1 Esdras
Introduction1 Esdras 3
Édition évolutive · en cours de révision · non validée S5 · reformulation contrôlée pour saisir immédiatement le sens discursif · restitution Paraphrase
Le roi Darius réunit la cour et les plus hauts responsables de son empire autour d’un immense banquet : ses serviteurs, sa maison et les dignitaires de Médie et de Perse étaient présents,
ainsi que les administrateurs et chefs militaires des cent vingt-sept provinces de son royaume, qui s’étendait de l’Inde jusqu’à l’Éthiopie.
Le banquet terminé, chacun repartit après avoir largement mangé et bu. Darius se coucha dans sa chambre ; après avoir dormi, il se réveilla.
Pendant qu’ils montaient la garde auprès du roi, trois jeunes gardes eurent une idée et se lancèrent un défi.
« Proposons chacun une réponse à une question : qu’est-ce qui exerce la plus grande puissance ? Celui qui présentera l’idée la plus sage sera déclaré vainqueur par Darius et largement récompensé.
Le vainqueur recevra les signes visibles d’un rang exceptionnel à la cour : vêtements de pourpre, objets d’or, char d’apparat, coiffure de prestige et collier d’honneur.
Plus encore, sa sagesse lui donnera une place privilégiée juste après Darius et le rang honorifique de membre de la parenté royale.
Ils rédigèrent chacun leur réponse sans la dévoiler aux autres, la scellèrent et placèrent les trois écrits sous le coussin de Darius.
Ils décidèrent que, lorsque Darius se réveillerait, il lirait les propositions avec trois grands dignitaires perses et désignerait celle qui manifestait la plus grande sagesse ; son auteur serait le vainqueur.
Le premier soutint que rien n’exerce sur les êtres humains une puissance comparable à celle du vin.
Le deuxième affirma que la puissance suprême appartient au roi.
Le troisième choisit une réponse plus complexe : la force des femmes dépasse celle des hommes, disait-il, mais aucune puissance ne dépasse finalement la vérité.
Au réveil, Darius reçut les trois réponses scellées et les lut.
Darius voulut que la question soit tranchée publiquement. Il réunit donc les principaux responsables politiques et militaires de l’empire, prit place devant eux et fit lire les trois propositions.
Le roi ne voulut pas se contenter des phrases écrites : il fit venir les trois gardes afin que chacun développe son raisonnement devant la cour.
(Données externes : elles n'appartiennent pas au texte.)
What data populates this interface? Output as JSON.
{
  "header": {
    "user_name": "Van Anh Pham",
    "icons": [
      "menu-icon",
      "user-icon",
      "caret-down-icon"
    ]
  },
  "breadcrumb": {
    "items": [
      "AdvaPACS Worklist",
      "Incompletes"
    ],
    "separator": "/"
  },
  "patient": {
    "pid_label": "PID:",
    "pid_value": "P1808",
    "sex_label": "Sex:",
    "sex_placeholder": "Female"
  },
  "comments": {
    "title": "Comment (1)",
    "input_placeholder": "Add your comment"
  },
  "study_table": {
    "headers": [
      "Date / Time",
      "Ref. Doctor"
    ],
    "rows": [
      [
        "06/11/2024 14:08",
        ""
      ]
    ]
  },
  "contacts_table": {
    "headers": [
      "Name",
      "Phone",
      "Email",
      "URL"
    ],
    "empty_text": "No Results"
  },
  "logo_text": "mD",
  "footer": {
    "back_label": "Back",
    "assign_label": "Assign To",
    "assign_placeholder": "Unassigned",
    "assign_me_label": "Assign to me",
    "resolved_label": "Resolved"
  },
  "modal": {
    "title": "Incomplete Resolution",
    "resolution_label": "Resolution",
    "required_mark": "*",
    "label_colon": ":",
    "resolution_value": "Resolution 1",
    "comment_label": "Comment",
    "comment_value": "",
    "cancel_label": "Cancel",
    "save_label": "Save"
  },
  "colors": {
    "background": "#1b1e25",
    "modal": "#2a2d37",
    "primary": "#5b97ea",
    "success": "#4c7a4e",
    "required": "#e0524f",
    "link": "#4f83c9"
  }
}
Ils furent invités à défendre tour à tour leur réponse.
Le défenseur du vin fut le premier à argumenter.
« Regardez ce que le vin fait aux gens : dès qu’ils en subissent l’emprise, leur jugement n’est plus fiable.
« Le vin nivelle les rangs : sous son effet, le roi ne maîtrise pas mieux son esprit que l’orphelin, ni l’homme libre mieux que le serviteur, ni le riche mieux que le pauvre.
« Il absorbe l’esprit dans la fête : les soucis disparaissent momentanément, et même les dettes et responsabilités semblent ne plus exister.
« Le buveur se croit soudain riche et affranchi de toute autorité : il ne se soucie plus du roi ni de ses gouverneurs et parle comme s’il disposait d’une fortune immense.
« Il peut transformer l’affection en violence : des amis et des frères oublient leurs liens, se querellent et, très vite, peuvent en venir aux armes.
« Et quand ils dégrisent, ils découvrent parfois qu’ils ne se rappellent même plus ce qu’ils ont fait sous son emprise.
« Voilà pourquoi, conclut-il, je soutiens que le vin est la force la plus grande : il peut modifier le jugement, les relations et les actes des hommes contre leur comportement habituel. » Puis il se tut.